September Sage

If you have been an avid reader of this blog, you may recall that September is my favorite month in the gardens. The weather still has a hint of summer, but with (slightly) cooler temperatures; and, the flowers are going great gusto before the daylight dwindles and fall is truly upon us. It may seem as though summer officially ended on Labor Day, but someone failed to tell that to the gardens.

September is when our sage collection is fully on display. Our tender perennial sages are currently blooming their heads off from the Rose Garden to the Display Gardens.

Bog sage (Salvia uliginosa)

Bog sage (Salvia uliginosa) is a tall, pale blue sage native to South America. As its name suggests, the native habitat of this sage is swamps and bogs, but it has done quite well in our (decidedly un-bog like) temporary planting in the Rose Garden. We used this beautiful blue flower, along with many other tender perennials, to fill in the garden space where the Visitors Center once resided. We decided to use almost entirely non-hardy plants in this planting since it is not a permanent installation. (Further discussion is still to come on a re-design of the Rose Garden now that the Visitors Center is beautifully housed in the Carriage House.)
The bumblebees and hummingbirds have been feasting on these flowers all summer (see featured image at top). It’s been a flurry of activity whenever we work in the Rose Garden. It is such a pleasure to be in the midst of a garden full of life.

Salvia ‘Rhythm and Blues’

Planted nearby is another stunning sage called ‘Rhythm and Blues’ (Salvia x guaranitica ‘Rhythm and Blues’). Gail and I have discussed on and off all summer whether this sage is supposed to be blue or purple in color. We have finally decided that it looks as though the plant has a natural variation in color as a result of being a hybrid (it is a cross between Salvia guaranitica and Salvia coerulea).

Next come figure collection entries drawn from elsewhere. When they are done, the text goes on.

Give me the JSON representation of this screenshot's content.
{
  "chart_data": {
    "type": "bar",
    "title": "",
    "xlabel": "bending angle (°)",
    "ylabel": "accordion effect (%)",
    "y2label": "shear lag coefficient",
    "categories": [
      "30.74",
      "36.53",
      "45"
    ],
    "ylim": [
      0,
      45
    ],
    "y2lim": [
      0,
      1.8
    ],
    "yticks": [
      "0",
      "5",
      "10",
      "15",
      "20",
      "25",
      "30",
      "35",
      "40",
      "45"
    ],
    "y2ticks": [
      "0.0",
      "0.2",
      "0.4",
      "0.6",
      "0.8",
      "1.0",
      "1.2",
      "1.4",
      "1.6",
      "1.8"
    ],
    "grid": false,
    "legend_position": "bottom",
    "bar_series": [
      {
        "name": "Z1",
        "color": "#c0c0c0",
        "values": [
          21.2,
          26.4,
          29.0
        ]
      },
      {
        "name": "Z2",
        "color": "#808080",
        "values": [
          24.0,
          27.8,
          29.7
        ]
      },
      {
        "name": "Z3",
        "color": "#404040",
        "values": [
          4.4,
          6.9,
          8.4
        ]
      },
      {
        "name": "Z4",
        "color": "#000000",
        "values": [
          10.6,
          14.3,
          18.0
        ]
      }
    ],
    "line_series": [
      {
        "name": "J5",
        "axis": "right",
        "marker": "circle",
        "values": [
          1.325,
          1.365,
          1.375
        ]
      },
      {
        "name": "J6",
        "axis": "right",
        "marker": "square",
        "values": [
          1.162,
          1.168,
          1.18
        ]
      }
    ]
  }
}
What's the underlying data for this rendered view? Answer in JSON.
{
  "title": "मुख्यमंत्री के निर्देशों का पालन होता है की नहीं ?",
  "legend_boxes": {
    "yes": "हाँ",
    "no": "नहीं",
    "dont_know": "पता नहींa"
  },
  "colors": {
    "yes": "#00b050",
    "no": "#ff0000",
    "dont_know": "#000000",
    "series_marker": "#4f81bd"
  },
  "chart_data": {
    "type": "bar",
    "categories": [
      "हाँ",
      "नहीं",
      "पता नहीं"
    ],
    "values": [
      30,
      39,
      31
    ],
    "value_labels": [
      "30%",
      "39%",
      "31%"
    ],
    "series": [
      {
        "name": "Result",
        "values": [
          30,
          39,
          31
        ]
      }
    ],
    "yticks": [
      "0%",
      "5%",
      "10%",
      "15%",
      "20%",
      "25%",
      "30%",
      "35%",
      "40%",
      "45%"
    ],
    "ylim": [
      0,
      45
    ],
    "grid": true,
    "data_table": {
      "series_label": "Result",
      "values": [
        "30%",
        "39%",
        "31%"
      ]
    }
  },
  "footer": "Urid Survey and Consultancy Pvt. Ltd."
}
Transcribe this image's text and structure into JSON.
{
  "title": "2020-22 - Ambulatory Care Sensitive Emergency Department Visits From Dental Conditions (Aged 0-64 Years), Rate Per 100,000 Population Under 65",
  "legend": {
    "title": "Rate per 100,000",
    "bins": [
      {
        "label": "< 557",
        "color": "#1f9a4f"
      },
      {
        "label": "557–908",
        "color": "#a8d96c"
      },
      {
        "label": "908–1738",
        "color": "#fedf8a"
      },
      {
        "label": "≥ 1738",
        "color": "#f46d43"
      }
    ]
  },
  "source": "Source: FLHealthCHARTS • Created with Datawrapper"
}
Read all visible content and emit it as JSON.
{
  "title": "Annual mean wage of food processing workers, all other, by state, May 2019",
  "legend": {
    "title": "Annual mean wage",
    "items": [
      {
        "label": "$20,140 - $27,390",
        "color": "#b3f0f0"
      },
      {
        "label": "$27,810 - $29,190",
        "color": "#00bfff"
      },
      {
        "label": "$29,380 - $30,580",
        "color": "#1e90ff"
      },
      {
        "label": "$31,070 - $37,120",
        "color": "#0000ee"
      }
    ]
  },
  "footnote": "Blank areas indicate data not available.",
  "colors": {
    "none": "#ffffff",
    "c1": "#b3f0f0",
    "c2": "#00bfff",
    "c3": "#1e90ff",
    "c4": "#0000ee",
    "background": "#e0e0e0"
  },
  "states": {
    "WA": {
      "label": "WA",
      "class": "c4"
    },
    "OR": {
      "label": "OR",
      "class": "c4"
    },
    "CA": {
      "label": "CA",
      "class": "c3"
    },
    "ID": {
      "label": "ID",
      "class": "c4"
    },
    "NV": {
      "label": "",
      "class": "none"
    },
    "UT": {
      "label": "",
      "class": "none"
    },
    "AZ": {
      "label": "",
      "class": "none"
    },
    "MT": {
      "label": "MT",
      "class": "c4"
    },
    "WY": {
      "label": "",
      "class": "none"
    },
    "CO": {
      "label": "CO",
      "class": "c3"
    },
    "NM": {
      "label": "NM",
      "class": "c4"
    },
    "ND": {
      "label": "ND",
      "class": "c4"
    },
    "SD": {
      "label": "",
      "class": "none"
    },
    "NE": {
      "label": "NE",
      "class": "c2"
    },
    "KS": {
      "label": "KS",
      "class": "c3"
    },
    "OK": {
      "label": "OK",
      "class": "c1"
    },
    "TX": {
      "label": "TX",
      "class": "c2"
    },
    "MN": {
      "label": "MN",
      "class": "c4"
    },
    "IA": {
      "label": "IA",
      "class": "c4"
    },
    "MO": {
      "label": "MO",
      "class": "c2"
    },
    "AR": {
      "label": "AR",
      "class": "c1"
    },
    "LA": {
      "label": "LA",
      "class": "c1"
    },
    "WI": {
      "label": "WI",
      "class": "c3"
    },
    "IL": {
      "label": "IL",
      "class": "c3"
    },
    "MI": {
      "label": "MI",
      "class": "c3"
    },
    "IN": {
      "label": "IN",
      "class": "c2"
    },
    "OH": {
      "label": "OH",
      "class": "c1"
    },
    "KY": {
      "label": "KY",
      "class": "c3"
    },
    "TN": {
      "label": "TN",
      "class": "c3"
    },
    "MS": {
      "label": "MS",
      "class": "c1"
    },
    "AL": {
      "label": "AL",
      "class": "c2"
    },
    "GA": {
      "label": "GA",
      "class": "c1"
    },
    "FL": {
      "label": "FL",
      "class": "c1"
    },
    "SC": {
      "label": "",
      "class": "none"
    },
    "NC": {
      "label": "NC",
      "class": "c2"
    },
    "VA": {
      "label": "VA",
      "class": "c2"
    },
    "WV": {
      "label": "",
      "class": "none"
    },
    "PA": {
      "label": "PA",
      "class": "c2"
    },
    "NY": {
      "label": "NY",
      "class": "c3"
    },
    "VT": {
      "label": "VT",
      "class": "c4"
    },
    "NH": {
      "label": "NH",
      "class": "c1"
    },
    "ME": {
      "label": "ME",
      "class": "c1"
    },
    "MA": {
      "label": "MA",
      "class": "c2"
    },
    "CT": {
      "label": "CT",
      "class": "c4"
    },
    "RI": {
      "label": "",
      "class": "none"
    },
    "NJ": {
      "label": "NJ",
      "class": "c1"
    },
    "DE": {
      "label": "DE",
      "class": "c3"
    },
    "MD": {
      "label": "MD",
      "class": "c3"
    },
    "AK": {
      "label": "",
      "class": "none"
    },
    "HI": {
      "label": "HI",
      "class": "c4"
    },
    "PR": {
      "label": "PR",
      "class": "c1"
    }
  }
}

While you are in the Rose Garden, if you turn your gaze toward the earth a bit, you will notice a pretty little purple sage called ‘Mysty’ (Salvia x ‘Mysty’).

Salvia x ‘Mysty’

This floriferous cutie is a cross between S. longispicata and S. farinacea. It is a fantastic choice for the front of the border and its late bloom time means there will be flowers from now until October, which is always a win.
The North Garden is home to some of our favorite, tried-and-true sages. ‘Indigo Spires’ is a classic choice for height and color late in the season. The medium blue color goes well with almost any combination, but it is especially suited to the North Garden’s color theme of yellow, blue, apricot, and white. Here it is blooming alongside our Daylily ‘Wee Willie Winkie’ and Dahlia ‘Blyton Softer Gleam’ creating a stunningly elegant combination.

Salvia ‘Indigo Spires’

In the Display Garden you will find a slew of different sages that have found their home in our less formal garden areas. Salvia splendens ‘Van Houttei’ is a gorgeous true red sage and is now in bloom near the bamboo. This is one of Gail’s favorite sages and I can see why. It is a hummingbird magnet and stands out in the garden at a time when there is a lot to see.

Salvia splendens ‘Van Houttei’

Another hummingbird magnet is anise-scented sage (Salvia guaranitica). There is a lovely specimen of this plant on the edge of the Herb Garden. We see hummingbirds and bees constantly visiting these electric blue flowers.

anise-scented sage (Salvia guaranitica)

There are several other sages that are about to be in bloom (Salvia leucantha and Salvia mexicana ‘Limelight’). They make the transition from warm September to cooler October a bit more bearable. Come and check out the salvias and enjoy a peaceful walk around the gardens. It’s the perfect time of year to experience Blithewold.